Certainly there are some worthy spending plans that the federal government can use to temporarily lift the economy and have long lasting benefits as well. Infrastructure spending that relates to energy independence and transportation are a good example as long we are smart about the choices of projects (e.g. don't just throw taxpayer money as something because it sounds green). When I read in the paper about the $900 billion stimulus package containing items that may be noble causes, but hardly qualify as "economic stimulus," I realize that very little has changed in our federal government. Does spending $335 million on programs to stop sexually transmitted diseases create jobs? Someone may argue that it does, and perhaps it does create a few, but tell me with a straight face that we'll get $335 million worth of jobs. How about an extra $50 million for that great economic engine, the National Endowment for the Arts?

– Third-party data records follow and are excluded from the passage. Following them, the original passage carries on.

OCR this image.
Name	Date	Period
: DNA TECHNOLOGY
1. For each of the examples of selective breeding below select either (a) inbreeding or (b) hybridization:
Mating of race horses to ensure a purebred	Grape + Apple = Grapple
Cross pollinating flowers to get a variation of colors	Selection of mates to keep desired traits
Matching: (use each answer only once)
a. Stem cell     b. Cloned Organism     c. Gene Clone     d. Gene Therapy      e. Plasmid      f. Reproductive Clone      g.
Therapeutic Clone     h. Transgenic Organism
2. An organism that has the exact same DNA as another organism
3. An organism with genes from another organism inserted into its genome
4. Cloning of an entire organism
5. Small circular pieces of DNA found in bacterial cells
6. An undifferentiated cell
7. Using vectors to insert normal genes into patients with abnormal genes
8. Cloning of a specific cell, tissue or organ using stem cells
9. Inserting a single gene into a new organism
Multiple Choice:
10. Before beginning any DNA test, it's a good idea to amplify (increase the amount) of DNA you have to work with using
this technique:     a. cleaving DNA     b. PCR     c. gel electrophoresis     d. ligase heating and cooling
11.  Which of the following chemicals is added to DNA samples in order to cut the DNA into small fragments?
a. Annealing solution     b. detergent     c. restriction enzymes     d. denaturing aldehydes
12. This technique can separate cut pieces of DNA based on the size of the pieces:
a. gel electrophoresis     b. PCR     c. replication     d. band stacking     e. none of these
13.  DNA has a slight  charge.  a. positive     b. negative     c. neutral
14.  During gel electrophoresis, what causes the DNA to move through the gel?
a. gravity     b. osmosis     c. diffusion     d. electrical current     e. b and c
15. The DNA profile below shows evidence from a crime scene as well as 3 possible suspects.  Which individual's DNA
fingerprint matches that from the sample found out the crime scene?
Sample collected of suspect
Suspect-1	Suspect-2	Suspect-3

While there are some provisions that will actually create jobs, for example tax relief, much of it is simply a wish list by politicians for their pet projects or quid pro quo for their campaign supporters.
FDR is widely known as one of our greatest Presidents for leading the country through the Great Depression and World War II. The economic devastation of that era was much wider and deeper than what we are experiencing today (so far). He took drastic measures as soon as he took office in 1933 with colossal spending projects in the form of the New Deal to get Americans back to work. And it worked. Well, it worked temporarily. When he tried to pull back on some of the spending in 1937, the economy actually got worse than it was in 1932 before he started. New Deal spending relieved some of the symptoms of unemployment, but it did not solve the root of the problem. It took winning the largest war in world history to bring us out of the Depression.
It is worthwhile to note that the cost of this package well exceeds the entire cost of the Iraq war. Are we spending only to temporarily relieve symptoms as the New Deal did? What we need are businesses to invest in the economy. Business drives a market economy, so the government needs to give us a stimulus package that motivates people to invest in business, and business to invest in the market.
My recommendation to Congress and the President (it's kind of arrogant for me to think that they care about my recommendation) is to pare down this package dramatically to focus on projects that can have a true economic impact within the next 12 to 18 months. Energy independence and grid improvements, transportation infrastructure, and tax incentives are all subjects that will drive our rise from this economic funk. The consequences of wasting money on politician's pet projects are severe. Huge additions to an already out of control national debt limits what we can do in the future and will lead to inflation. Combined with a stagnate economy (stagflation), it will be an ugly situation for years to come. We need to care about what makes up $900 billion. Don't simply be satisfied that it is a big number and assume we need what they're giving us.